The head of a watchdog has revealed there is room for “significant improvement” in beleaguered Birmingham City Council’s children’s services departments.
Sir Michael Wilshaw, chief inspector at Ofsted, said youngsters deserved more support after the watchdog published its annual report into the standard of children’s social care in Britain.
The report revealed that Birmingham is one of just seven local authorities across the country to have a children’s services department deemed to be “inadequate” – and while some inadequate departments were improving, others were “declining rapidly”.
Birmingham’s children services was rated in May last year and has previously been branded “a national disgrace” by the government.
Failings by social workers and other child protection staff were highlighted in a series of serious case reviews into the death of children, including Birmingham youngsters Keanu Williams and Khyra Ishaq.
Sir Michael added: “Ofsted has raised the bar with robust, in-depth inspections of children’s services and we make no apology for this tougher stance.
“Children deserve no less than a good standard support from those charged with caring and protecting them.
“The report shows that although some authorities are working well for vulnerable children and young people, there is still room for significant improvement.”
Meanwhile, Ofsted also revealed it has created a specialist team of inspectors to tackle child sexual exploitation, with inspections designed to see how well police, health and social care staff are working together to tackle the issue.
Debbie Jones, Oftsed’s nation director of social care, added: “Successful joint working between local agencies is paramount if children are to be effectively safeguarded.
“From this autumn we will be introducing a programme of joint inspections that is much more targeted, more responsive, and that provides a shared narrative about what is happening locally.”
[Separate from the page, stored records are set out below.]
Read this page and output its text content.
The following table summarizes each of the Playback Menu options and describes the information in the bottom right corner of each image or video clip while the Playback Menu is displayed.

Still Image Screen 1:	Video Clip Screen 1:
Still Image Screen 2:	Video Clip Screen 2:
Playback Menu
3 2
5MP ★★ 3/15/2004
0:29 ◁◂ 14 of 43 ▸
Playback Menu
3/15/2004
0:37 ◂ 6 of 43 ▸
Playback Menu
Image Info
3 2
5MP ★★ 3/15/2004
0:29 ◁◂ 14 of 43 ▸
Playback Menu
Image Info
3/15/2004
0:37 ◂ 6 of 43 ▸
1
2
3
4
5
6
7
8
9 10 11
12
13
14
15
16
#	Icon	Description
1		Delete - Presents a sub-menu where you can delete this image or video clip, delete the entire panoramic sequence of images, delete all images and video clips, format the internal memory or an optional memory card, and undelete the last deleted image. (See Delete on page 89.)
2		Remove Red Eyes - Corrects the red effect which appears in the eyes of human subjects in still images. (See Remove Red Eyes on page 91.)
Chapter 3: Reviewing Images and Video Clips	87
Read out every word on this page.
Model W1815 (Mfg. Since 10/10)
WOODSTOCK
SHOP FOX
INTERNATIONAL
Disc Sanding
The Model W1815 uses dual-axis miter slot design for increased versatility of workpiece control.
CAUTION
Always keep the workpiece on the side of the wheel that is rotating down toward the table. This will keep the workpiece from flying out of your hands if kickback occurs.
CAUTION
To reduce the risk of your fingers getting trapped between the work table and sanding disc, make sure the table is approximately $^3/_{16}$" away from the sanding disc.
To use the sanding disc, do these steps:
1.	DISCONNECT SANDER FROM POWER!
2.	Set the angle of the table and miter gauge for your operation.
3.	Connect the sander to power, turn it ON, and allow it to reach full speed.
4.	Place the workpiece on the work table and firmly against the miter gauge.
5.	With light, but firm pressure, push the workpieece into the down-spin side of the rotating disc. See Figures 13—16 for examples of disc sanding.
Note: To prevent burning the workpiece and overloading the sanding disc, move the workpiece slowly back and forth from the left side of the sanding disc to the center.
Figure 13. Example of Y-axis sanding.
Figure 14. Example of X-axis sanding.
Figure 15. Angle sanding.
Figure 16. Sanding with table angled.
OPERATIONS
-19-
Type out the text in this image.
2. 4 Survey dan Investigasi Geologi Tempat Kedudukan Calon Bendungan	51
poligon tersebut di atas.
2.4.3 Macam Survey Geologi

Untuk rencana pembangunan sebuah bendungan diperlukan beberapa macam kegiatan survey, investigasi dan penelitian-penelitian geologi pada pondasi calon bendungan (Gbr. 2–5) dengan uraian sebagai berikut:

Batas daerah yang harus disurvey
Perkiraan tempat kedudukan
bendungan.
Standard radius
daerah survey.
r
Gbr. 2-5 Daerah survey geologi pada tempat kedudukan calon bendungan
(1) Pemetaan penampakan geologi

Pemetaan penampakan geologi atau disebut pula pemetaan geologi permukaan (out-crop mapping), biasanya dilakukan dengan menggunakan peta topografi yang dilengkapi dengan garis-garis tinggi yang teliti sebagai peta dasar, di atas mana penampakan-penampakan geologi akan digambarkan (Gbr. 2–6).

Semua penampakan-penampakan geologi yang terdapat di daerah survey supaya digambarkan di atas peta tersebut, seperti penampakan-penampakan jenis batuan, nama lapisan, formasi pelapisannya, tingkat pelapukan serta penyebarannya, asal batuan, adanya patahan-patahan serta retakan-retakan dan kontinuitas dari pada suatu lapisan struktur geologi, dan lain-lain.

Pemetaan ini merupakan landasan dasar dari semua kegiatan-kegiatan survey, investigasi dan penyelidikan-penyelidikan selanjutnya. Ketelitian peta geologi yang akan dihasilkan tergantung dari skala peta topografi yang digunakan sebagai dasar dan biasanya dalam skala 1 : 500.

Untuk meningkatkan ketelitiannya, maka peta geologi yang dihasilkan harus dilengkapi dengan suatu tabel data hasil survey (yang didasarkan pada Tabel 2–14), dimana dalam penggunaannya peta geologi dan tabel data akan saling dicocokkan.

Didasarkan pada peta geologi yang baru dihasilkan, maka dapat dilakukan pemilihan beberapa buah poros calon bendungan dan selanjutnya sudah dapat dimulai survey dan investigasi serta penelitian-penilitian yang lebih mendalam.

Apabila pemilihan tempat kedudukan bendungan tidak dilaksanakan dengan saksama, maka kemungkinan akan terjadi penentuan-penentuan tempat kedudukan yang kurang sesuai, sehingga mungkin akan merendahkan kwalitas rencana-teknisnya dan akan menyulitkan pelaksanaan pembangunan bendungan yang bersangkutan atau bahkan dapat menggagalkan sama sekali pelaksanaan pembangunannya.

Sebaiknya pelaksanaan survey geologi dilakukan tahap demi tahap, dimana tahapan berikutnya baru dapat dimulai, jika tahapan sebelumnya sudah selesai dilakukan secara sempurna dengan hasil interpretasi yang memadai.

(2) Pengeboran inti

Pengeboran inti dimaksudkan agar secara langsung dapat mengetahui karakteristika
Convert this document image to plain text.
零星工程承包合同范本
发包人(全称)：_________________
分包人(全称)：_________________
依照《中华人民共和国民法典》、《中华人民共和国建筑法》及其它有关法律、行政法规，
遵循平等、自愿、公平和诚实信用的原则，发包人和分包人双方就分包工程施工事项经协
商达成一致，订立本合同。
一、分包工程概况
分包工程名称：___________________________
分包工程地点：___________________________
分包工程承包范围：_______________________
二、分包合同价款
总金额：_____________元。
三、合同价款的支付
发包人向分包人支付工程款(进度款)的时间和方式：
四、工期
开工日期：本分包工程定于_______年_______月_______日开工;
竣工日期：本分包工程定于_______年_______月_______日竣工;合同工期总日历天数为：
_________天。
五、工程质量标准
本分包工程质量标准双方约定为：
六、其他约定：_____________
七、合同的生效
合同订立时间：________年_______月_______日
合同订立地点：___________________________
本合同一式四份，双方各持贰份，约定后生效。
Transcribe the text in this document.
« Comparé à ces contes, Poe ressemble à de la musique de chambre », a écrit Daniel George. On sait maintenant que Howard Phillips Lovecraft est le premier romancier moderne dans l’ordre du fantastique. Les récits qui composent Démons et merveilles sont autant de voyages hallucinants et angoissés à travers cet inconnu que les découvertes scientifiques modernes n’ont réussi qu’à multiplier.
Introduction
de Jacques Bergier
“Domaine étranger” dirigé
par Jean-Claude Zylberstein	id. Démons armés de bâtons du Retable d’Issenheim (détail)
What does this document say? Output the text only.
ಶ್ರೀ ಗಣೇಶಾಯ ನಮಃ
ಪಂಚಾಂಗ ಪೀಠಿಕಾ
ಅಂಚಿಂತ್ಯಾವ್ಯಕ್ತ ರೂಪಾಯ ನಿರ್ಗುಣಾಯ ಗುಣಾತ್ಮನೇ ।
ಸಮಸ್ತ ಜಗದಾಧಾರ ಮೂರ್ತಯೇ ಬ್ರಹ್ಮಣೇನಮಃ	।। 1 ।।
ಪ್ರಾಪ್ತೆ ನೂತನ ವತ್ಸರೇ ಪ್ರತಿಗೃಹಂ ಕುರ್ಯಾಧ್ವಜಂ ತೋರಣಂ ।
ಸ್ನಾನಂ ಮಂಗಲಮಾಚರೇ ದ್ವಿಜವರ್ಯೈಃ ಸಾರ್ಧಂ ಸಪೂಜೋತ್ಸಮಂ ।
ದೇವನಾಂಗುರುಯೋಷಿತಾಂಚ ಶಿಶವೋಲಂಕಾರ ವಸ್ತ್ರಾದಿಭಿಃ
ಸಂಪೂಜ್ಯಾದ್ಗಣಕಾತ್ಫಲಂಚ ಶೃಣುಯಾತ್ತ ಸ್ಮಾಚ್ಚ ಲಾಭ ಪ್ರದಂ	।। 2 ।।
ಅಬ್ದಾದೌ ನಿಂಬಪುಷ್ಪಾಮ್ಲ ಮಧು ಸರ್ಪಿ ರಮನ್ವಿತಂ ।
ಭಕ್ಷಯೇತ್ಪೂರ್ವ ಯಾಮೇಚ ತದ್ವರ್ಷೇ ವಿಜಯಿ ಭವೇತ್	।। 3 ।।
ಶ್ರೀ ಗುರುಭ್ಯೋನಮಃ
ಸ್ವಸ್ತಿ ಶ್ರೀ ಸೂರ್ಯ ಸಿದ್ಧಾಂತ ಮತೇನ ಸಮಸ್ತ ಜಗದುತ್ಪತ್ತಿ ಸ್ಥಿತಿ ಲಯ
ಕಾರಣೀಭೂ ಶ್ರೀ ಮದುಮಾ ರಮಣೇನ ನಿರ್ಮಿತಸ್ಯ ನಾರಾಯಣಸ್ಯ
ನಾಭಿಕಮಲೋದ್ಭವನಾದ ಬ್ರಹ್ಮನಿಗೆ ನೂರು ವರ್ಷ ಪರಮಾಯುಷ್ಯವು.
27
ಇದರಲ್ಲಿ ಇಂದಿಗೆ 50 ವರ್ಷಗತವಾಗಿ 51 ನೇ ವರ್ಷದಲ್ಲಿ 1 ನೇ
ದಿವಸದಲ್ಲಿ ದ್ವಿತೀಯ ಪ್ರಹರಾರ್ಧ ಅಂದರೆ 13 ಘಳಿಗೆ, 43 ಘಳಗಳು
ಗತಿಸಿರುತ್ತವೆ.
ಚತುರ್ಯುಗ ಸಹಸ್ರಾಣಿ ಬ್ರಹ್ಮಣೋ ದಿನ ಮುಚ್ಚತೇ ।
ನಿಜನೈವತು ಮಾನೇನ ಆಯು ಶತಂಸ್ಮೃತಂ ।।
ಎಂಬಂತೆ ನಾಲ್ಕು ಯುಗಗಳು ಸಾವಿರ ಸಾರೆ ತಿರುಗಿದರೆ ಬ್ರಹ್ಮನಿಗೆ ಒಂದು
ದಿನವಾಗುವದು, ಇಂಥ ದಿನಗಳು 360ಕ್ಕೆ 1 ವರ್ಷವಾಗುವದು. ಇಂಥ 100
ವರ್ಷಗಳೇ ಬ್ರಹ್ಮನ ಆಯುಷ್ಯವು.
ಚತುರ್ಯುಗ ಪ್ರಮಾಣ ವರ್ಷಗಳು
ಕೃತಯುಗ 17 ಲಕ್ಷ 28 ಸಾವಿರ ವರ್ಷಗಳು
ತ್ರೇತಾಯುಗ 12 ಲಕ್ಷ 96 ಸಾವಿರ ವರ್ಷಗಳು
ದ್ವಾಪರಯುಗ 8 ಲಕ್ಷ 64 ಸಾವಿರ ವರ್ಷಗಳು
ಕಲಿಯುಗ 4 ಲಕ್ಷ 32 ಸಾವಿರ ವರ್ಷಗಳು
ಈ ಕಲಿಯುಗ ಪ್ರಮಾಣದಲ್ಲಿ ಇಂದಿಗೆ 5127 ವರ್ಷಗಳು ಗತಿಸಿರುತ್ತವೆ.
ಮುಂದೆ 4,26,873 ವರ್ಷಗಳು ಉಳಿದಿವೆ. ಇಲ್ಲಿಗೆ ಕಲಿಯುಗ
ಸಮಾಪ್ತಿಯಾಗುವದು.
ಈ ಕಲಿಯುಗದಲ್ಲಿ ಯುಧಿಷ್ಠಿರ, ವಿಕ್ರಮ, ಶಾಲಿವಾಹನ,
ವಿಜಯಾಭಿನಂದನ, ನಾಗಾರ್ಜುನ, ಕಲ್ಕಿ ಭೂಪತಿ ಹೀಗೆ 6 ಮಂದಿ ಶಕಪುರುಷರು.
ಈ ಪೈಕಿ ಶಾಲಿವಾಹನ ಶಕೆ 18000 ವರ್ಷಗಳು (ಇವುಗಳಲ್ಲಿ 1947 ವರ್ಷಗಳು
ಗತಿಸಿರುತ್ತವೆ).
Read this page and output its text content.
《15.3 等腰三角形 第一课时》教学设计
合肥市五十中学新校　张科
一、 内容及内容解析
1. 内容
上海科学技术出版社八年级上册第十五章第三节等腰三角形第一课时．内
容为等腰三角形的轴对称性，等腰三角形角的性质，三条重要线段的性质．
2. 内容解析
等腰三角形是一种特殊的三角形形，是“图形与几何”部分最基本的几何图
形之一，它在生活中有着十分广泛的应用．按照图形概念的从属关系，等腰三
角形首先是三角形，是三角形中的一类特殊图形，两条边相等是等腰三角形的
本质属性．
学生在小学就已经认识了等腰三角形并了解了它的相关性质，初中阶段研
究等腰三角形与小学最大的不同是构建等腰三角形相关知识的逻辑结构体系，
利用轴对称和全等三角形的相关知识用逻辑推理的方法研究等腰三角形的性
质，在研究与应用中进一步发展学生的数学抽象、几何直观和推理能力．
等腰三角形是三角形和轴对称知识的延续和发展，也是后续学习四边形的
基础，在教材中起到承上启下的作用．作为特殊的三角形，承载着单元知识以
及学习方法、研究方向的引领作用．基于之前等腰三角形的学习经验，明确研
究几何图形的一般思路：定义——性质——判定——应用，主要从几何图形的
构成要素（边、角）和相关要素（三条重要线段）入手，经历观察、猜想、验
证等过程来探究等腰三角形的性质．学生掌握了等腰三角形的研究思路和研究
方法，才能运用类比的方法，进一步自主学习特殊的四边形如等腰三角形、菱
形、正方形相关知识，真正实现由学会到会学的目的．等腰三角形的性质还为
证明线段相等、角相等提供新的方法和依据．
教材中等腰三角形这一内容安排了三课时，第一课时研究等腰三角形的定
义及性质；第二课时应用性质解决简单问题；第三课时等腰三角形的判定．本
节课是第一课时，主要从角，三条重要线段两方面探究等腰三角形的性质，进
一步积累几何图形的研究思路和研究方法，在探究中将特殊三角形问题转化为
A survey published by Action for Children this week that more than a third of frontline professionals in the West Midlands have felt powerless to intervene in cases of child neglect, with a third saying they lack the necessary time and resources.
One in four of frontline professionals surveyed, including social workers, teachers, police, doctors, said reduced funding would make it more difficult to intervene in these cases over the next year. These shocking figures come at a time when more resources are needed more than ever to tackle child neglect. 13 per cent of those surveyed in West Midlands told Action for Children they had seen an increase in such cases over the past year.
The number of professionals who took part in the study from the West Midlands was 191.